Canada’s Prime Minister, Justin Trudeau, today announced support for a new geothermal power facility near Estevan in Southeastern Saskatchewan. The energy project, led by DEEP Earth Energy Production Corporation, is the first of its kind in Canada and taps into a new renewable energy resource.
Geothermal energy harnesses heat from the earth’s crust and transforms it into electricity to power homes and businesses year round. DEEP’s geothermal facility will build on Saskatchewan’s leadership in the energy sector, using familiar drilling technologies from the oil, gas, and mining industries to tap into this energy source.
The Government of Canada will provide $25.6 million in funding for the five Megawatt (MWe) facility, which will produce enough energy to power approximately 5,000 homes all while taking the equivalent of the yearly emissions of 7,400 cars out of the atmosphere.

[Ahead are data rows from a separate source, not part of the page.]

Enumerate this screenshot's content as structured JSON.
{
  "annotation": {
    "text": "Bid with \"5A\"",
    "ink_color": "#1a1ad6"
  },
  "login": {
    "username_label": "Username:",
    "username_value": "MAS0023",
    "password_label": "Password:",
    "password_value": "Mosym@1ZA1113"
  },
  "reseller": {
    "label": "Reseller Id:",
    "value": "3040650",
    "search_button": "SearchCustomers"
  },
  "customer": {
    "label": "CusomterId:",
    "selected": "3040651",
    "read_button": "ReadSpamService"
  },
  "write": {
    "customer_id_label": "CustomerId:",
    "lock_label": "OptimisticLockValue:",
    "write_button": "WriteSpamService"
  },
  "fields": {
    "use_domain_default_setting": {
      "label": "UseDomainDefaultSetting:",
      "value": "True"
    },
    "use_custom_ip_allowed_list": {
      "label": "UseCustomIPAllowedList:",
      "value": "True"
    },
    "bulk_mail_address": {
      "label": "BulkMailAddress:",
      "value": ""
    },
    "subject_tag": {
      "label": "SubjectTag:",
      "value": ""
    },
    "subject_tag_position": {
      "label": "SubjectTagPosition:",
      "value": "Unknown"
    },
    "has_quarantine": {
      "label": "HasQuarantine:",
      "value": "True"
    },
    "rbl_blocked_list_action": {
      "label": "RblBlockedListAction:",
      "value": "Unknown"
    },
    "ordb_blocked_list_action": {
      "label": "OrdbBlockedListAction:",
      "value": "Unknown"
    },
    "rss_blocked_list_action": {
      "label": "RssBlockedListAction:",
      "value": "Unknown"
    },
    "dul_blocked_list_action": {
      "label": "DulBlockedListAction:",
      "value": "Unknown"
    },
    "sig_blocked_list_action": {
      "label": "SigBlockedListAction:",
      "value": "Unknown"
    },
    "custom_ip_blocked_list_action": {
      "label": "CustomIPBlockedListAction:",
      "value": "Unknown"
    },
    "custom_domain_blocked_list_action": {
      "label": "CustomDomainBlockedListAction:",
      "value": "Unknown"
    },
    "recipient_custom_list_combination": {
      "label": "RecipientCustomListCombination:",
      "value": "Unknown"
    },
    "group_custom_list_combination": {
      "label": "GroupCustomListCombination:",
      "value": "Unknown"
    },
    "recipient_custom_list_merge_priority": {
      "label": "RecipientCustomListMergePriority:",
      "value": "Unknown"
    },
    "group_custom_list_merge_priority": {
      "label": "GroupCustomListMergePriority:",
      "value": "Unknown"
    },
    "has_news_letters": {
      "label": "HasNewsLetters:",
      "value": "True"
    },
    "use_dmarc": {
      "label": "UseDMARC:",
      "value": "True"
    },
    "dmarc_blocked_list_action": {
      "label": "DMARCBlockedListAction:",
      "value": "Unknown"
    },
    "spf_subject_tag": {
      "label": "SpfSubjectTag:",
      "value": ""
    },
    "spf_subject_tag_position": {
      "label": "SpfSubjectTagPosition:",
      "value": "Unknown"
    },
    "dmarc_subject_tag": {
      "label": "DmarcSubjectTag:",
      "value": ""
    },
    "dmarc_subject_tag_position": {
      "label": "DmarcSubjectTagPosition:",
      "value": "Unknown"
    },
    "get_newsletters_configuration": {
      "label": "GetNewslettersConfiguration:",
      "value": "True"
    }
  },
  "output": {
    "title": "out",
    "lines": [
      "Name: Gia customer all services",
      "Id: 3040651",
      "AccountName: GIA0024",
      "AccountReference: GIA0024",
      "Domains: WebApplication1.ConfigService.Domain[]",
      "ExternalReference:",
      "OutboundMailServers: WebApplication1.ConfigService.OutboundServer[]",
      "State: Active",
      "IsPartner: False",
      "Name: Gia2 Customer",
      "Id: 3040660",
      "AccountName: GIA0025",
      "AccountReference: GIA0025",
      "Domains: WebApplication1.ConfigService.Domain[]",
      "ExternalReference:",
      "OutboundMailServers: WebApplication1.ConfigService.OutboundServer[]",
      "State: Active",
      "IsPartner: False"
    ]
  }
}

The project will create 100 jobs during construction, provide the provincial power grid with clean, renewable energy, and create new business opportunities for local communities.
2 Comments
miner49er
This is great! I’m pro mining but this beats the heck out of uranium powered electrical plants. Uranium mining is expensive and the cost to clean up these old mine sites is staggering. Coal fired electrical plants is another mess, but there is the carbon capture system that I don’t know much about and haven’t heard much on it or how it works. This is great that Saskatchewan has the opportunity to ground floor this technology in Canada. This will create jobs and if it works out, more plants and more jobs I presume. Clean energy and jobs, how can we go wrong?
Lifetimetrucker
Squandering of the peoples money, $25 million Federal tax dollar donated to a Corporation to generate and sell electricity. Profiting off the same people who funded it for them. And only offers 100 short term jobs while under construction, less in operation. Hopefully Trudeau with his Government and their many money wasting endeavors since they came to power, will be gone next election.